How does a collaborative venture within an international team work (within UGent)?
Our specific group is made up of a wide range of PhD students and other colleagues with international backgrounds. I really like this mix of cultures and find it very educational, because you discover how other people view problems and the different solutions they find. Our working language is English of course. But there are currently two people from Ecuador in my office as well as one from Colombia – so after a bit of time we end up also learning some Spanish. Sometimes colleagues relocate abroad and we find ourselves having to find a suitable time to hold meetings. If it’s nine o’clock in the morning for us, it is two o’clock in the morning for a colleague in South America. So, it’s not always easy.
What are the most important challenges for you within TMaaS?
I have two important personal challenges. The first is the integration of the data sources of the partners into a neutral framework so that data can be easily added whilst respecting the underlying open or commercial license conditions. One of the conditions is that data from the different parties should not be mutually identifiable and not appear in duplicate. That is a major challenge: incidents must not be reported twice for instance, even though they appear in different data sources. That sounds simpler than it actually is.
My role also involves designing the dashboard so that it is useful AND user-friendly for both target groups, namely the traffic operators and citizens. The two groups have their own needs and expectations, but both want to obtain relevant information simply and speedily.

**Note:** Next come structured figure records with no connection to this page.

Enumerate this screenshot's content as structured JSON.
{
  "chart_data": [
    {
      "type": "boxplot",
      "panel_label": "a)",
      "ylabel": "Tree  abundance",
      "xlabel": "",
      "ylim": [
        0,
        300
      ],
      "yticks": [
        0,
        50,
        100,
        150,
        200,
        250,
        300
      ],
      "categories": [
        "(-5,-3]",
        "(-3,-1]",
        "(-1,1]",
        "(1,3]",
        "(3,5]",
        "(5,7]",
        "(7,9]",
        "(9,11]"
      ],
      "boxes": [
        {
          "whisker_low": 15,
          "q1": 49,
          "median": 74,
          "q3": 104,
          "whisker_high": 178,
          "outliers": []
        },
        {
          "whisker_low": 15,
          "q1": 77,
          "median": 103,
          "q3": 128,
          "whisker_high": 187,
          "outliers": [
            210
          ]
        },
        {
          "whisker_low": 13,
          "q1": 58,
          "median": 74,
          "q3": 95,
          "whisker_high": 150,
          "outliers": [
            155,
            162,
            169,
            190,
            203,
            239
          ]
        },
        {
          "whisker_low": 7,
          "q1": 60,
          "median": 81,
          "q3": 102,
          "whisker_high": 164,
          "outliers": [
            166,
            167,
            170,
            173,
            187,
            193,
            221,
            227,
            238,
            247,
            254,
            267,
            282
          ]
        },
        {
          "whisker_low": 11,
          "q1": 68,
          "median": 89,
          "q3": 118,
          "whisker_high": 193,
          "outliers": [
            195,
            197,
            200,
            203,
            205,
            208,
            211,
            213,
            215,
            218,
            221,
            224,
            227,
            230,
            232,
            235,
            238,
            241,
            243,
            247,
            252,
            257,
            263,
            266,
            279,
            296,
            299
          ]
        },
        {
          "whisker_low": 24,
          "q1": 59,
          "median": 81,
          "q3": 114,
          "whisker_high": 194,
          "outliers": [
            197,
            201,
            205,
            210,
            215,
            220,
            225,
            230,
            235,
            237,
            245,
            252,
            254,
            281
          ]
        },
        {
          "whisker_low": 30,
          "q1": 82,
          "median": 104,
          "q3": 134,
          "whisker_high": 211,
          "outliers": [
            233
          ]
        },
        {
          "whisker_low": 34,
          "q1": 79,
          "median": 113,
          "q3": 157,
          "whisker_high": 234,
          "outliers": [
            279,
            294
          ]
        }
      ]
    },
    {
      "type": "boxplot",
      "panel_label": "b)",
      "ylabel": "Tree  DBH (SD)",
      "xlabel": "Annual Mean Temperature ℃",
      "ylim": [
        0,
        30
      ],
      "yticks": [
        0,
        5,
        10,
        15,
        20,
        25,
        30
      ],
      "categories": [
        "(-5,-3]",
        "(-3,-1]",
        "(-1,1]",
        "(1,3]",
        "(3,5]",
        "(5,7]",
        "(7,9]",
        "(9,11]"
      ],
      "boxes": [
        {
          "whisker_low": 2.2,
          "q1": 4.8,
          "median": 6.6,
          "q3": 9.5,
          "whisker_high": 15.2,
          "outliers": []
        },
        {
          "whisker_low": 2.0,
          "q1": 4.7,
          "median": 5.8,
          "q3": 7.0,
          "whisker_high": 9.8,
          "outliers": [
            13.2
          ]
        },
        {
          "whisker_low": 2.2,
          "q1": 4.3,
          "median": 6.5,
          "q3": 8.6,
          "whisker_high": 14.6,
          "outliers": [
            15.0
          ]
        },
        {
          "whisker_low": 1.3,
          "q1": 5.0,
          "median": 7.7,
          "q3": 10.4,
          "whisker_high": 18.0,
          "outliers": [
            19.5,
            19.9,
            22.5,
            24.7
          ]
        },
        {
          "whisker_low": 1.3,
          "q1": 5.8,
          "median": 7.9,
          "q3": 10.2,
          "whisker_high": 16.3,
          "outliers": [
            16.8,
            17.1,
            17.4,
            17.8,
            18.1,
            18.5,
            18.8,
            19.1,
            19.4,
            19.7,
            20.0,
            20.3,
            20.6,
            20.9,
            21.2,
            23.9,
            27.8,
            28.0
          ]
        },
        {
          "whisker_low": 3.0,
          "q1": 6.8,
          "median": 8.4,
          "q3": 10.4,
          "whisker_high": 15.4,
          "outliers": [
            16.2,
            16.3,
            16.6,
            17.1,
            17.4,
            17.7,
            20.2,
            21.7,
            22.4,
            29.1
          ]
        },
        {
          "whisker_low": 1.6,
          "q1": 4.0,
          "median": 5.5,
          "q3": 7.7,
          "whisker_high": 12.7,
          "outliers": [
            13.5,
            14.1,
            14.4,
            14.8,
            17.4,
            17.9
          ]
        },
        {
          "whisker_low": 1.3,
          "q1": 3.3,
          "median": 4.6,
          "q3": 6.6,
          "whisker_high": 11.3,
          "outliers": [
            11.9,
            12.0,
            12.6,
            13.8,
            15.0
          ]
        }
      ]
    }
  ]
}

What are your plans for the future?
After the TMaaS project I would like to complete my PhD. And as a matter of fact, in my research group, new projects are constantly being started up, so perhaps there will be one in the future on which I will be able to collaborate.
And one last question: how do you travel to work?
On my bike! Every day I ride seven kilometres each way, in all kinds of weather. By the time I get to work in the morning, I am completely wide awake. It’s just great.